Monatsarchiv Juli 2011

VonHenning

Übung im Klärwerk Flensburg

„Feuer in einer Garage, Ausbreitung steht bevor“ war die erste telefonische Einsatzmeldung die die Kameraden gestern abend erhielten.

Und zwar handelte es sich um eine Übung auf dem Gelände des Flensburger Klärwerkes am Kielseng. Die 3 Fahrzeuge 3-44-1, 3-44-2 (Jeweils LF16) und 3-51-1 (Rüstwagen) setzten sich alle in Bewegung.

Noch auf der Anfahrt kam eine zweite Meldung über Funk „Explosion auf dem Gelände, Faulgase treten aus“.

Unklarheit über die gesamte Lage.

Bei der Erkundung durch den ersten Gruppenführer vor Ort ergab sich folgende Lage: Es handelte sich um zwei getrennte Einsatzstellen. An der ersten Einsatzstelle hatte sich ein Faulbehälter mit Gasen gefüllt und erwärmt, die Wärmestrahlung musste bekämpft werden. Außerdem wurden im Bereich der Behälter und des Aufzugsturmes 2 Arbeiter und 4 Behälter mit explosiven Chemikalien vermisst.

Sofort wurde ein Trupp zur Menschenrettung in den Turm geschickt und ein freistehender Wasserwerfer aufgebaut.

Das andere Löschfahrzeug und der Rüstwagen wurden zur zweiten Einsatzstelle geschickt.

Nach und nach kamen 3 weitere Trupps zum Einsatz bis alle Personen und Kanister geborgen/gerettet waren. Außerdem mussten die Kanister gekühlt werden. Unterstützung kam in Form eines Trupps von der zweiten Einsatzstelle.

Bei der zweiten, etwa 200m entfernten Einsatzstelle, kam es zu einem Brand in einer Garage, 1 Person wurde vermisst und war eingeklemmt unter einem Radlader.
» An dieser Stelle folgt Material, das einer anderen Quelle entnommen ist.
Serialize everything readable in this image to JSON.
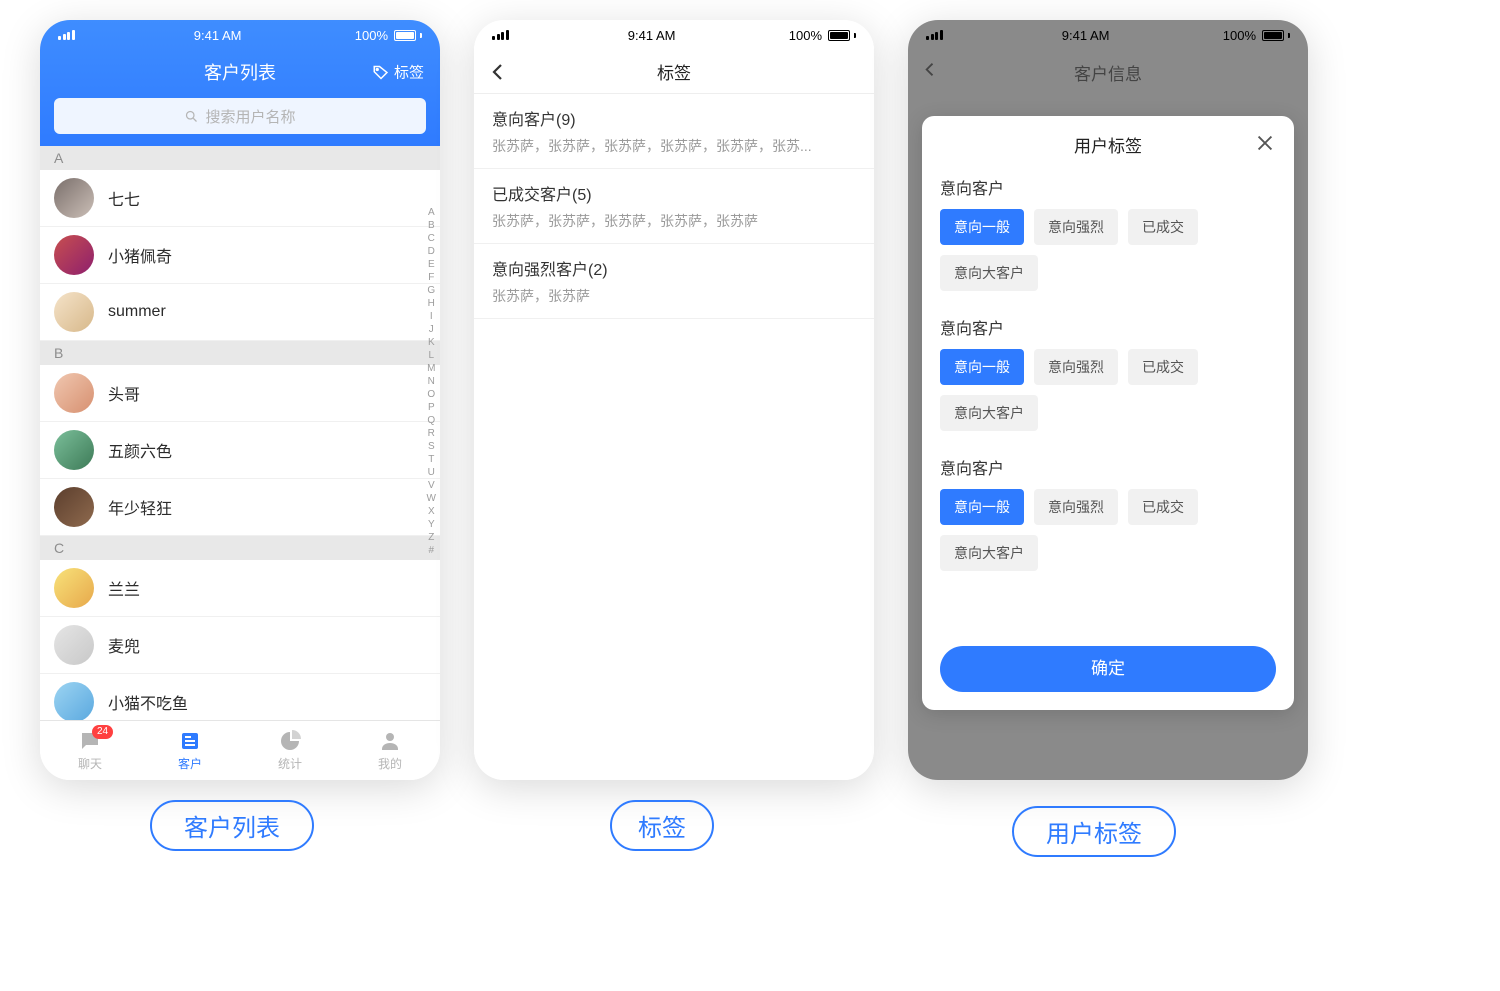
{
  "status": {
    "time": "9:41 AM",
    "battery": "100%"
  },
  "phone1": {
    "title": "客户列表",
    "tag_btn": "标签",
    "search_placeholder": "搜索用户名称",
    "sections": [
      {
        "letter": "A",
        "contacts": [
          "七七",
          "小猪佩奇",
          "summer"
        ]
      },
      {
        "letter": "B",
        "contacts": [
          "头哥",
          "五颜六色",
          "年少轻狂"
        ]
      },
      {
        "letter": "C",
        "contacts": [
          "兰兰",
          "麦兜",
          "小猫不吃鱼"
        ]
      }
    ],
    "index": [
      "A",
      "B",
      "C",
      "D",
      "E",
      "F",
      "G",
      "H",
      "I",
      "J",
      "K",
      "L",
      "M",
      "N",
      "O",
      "P",
      "Q",
      "R",
      "S",
      "T",
      "U",
      "V",
      "W",
      "X",
      "Y",
      "Z",
      "#"
    ],
    "tabs": [
      {
        "label": "聊天",
        "badge": "24"
      },
      {
        "label": "客户",
        "active": true
      },
      {
        "label": "统计"
      },
      {
        "label": "我的"
      }
    ]
  },
  "phone2": {
    "title": "标签",
    "sections": [
      {
        "title": "意向客户(9)",
        "sub": "张苏萨，张苏萨，张苏萨，张苏萨，张苏萨，张苏..."
      },
      {
        "title": "已成交客户(5)",
        "sub": "张苏萨，张苏萨，张苏萨，张苏萨，张苏萨"
      },
      {
        "title": "意向强烈客户(2)",
        "sub": "张苏萨，张苏萨"
      }
    ]
  },
  "phone3": {
    "nav_title": "客户信息",
    "sheet_title": "用户标签",
    "groups": [
      {
        "title": "意向客户",
        "chips": [
          {
            "t": "意向一般",
            "sel": true
          },
          {
            "t": "意向强烈"
          },
          {
            "t": "已成交"
          },
          {
            "t": "意向大客户"
          }
        ]
      },
      {
        "title": "意向客户",
        "chips": [
          {
            "t": "意向一般",
            "sel": true
          },
          {
            "t": "意向强烈"
          },
          {
            "t": "已成交"
          },
          {
            "t": "意向大客户"
          }
        ]
      },
      {
        "title": "意向客户",
        "chips": [
          {
            "t": "意向一般",
            "sel": true
          },
          {
            "t": "意向强烈"
          },
          {
            "t": "已成交"
          },
          {
            "t": "意向大客户"
          }
        ]
      }
    ],
    "confirm": "确定"
  },
  "labels": {
    "p1": "客户列表",
    "p2": "标签",
    "p3": "用户标签"
  }
}
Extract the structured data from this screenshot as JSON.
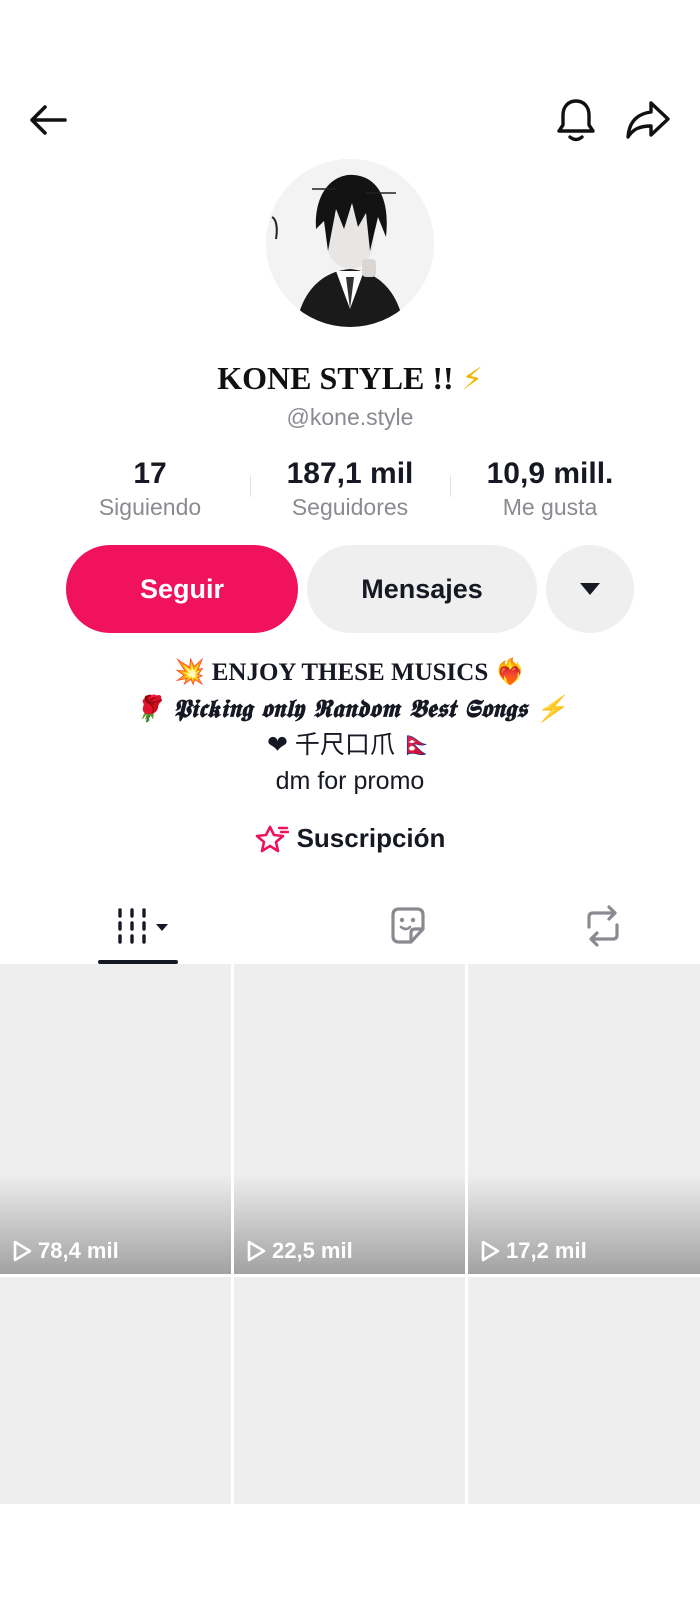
{
  "profile": {
    "display_name": "KONE STYLE !!",
    "display_name_emoji": "⚡",
    "handle": "@kone.style"
  },
  "stats": [
    {
      "value": "17",
      "label": "Siguiendo"
    },
    {
      "value": "187,1 mil",
      "label": "Seguidores"
    },
    {
      "value": "10,9 mill.",
      "label": "Me gusta"
    }
  ],
  "actions": {
    "follow_label": "Seguir",
    "message_label": "Mensajes"
  },
  "bio": {
    "line1": "💥 ENJOY THESE MUSICS ❤️‍🔥",
    "line2": "🌹 𝕻𝖎𝖈𝖐𝖎𝖓𝖌 𝖔𝖓𝖑𝖞 𝕽𝖆𝖓𝖉𝖔𝖒 𝕭𝖊𝖘𝖙 𝕾𝖔𝖓𝖌𝖘 ⚡",
    "line3": "❤ 千尺口爪 🇳🇵",
    "line4": "dm for promo"
  },
  "subscription": {
    "label": "Suscripción"
  },
  "tabs": [
    {
      "icon": "videos-grid-icon",
      "active": true
    },
    {
      "icon": "favorites-sticker-icon",
      "active": false
    },
    {
      "icon": "reposts-icon",
      "active": false
    }
  ],
  "videos": [
    {
      "views": "78,4 mil"
    },
    {
      "views": "22,5 mil"
    },
    {
      "views": "17,2 mil"
    },
    {
      "views": ""
    },
    {
      "views": ""
    },
    {
      "views": ""
    }
  ],
  "colors": {
    "accent": "#f0125d",
    "secondary_button": "#efefef",
    "muted_text": "#8a8b91",
    "primary_text": "#161823"
  }
}
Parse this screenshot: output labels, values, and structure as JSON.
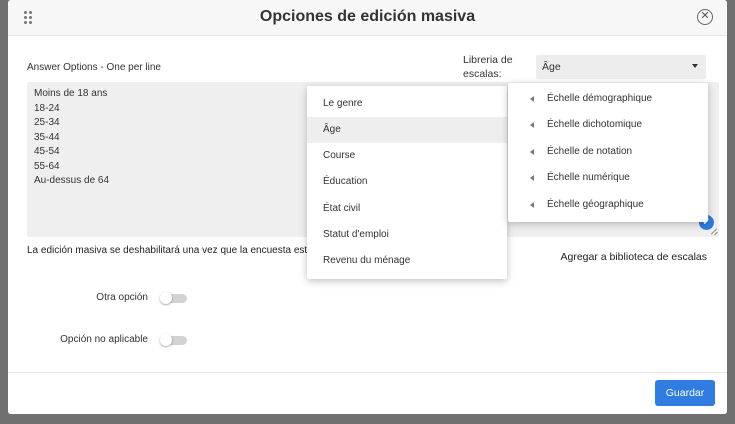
{
  "modal": {
    "title": "Opciones de edición masiva"
  },
  "answer_options": {
    "label": "Answer Options - One per line",
    "lines": [
      "Moins de 18 ans",
      "18-24",
      "25-34",
      "35-44",
      "45-54",
      "55-64",
      "Au-dessus de 64"
    ]
  },
  "library": {
    "label": "Libreria de escalas:",
    "selected": "Âge"
  },
  "notice": "La edición masiva se deshabilitará una vez que la encuesta esté",
  "add_library_label": "Agregar a biblioteca de escalas",
  "toggles": {
    "other_option": "Otra opción",
    "not_applicable": "Opción no aplicable"
  },
  "footer": {
    "save_label": "Guardar"
  },
  "menu": {
    "items": [
      "Le genre",
      "Âge",
      "Course",
      "Éducation",
      "État civil",
      "Statut d'emploi",
      "Revenu du ménage"
    ],
    "active_index": 1
  },
  "submenu": {
    "items": [
      "Échelle démographique",
      "Échelle dichotomique",
      "Échelle de notation",
      "Échelle numérique",
      "Échelle géographique"
    ]
  },
  "colors": {
    "accent": "#2f7de1",
    "backdrop": "#707070"
  }
}
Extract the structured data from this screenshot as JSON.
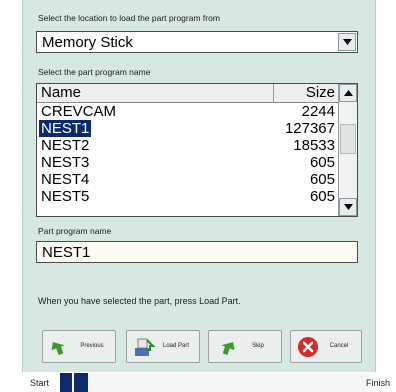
{
  "location": {
    "label": "Select the location to load the part program from",
    "selected": "Memory Stick"
  },
  "list": {
    "label": "Select the part program name",
    "header_name": "Name",
    "header_size": "Size",
    "rows": [
      {
        "name": "CREVCAM",
        "size": "2244"
      },
      {
        "name": "NEST1",
        "size": "127367"
      },
      {
        "name": "NEST2",
        "size": "18533"
      },
      {
        "name": "NEST3",
        "size": "605"
      },
      {
        "name": "NEST4",
        "size": "605"
      },
      {
        "name": "NEST5",
        "size": "605"
      }
    ],
    "selected_index": 1
  },
  "program_name": {
    "label": "Part program name",
    "value": "NEST1"
  },
  "instruction": "When you have selected the part, press Load Part.",
  "buttons": {
    "previous": "Previous",
    "load_part": "Load Part",
    "skip": "Skip",
    "cancel": "Cancel"
  },
  "progress": {
    "start_label": "Start",
    "finish_label": "Finish",
    "fraction": 0.09
  },
  "colors": {
    "panel": "#d7e7e2",
    "selection": "#0a2a6e",
    "progress_fill": "#0f2a6a"
  }
}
Ein Trupp unter Atemschutz befreite mit schwerem Gerät die Person und löschte den Brand.

Fazit der Übung:

Trotz der zwei getrennten Einsatzstellen und der relativ hohen Anzahl an Personen mit Funkgeräten war der Funkverkehr diszipliniert und ruhig. Verunsicherung gab es zwischenzeitlich wegen der neuen Funkrufnamen, was sich aber schnell legte. Insgesamt wurde von der Übungsleitung das ruhige Vorgehen der Gruppenführer gelobt, problematisch war das Fehlen von Sicherungstrupps, dies lag aber an fehlenden Atemschutzgeräten und war daher eine Übungskünstlichkeit. In Wirklichkeit hätte es früh Nachforderungen von Personal und Gerät gegeben.

An dieser Stelle bedankt sich die Feuerwehr Engelsby ganz herzlich bei Herbert Müller und Mathias Bräuer für die Ausarbeitung der Übung zusammen mit Kamerad Daniel Johannsen vom Klärwerk.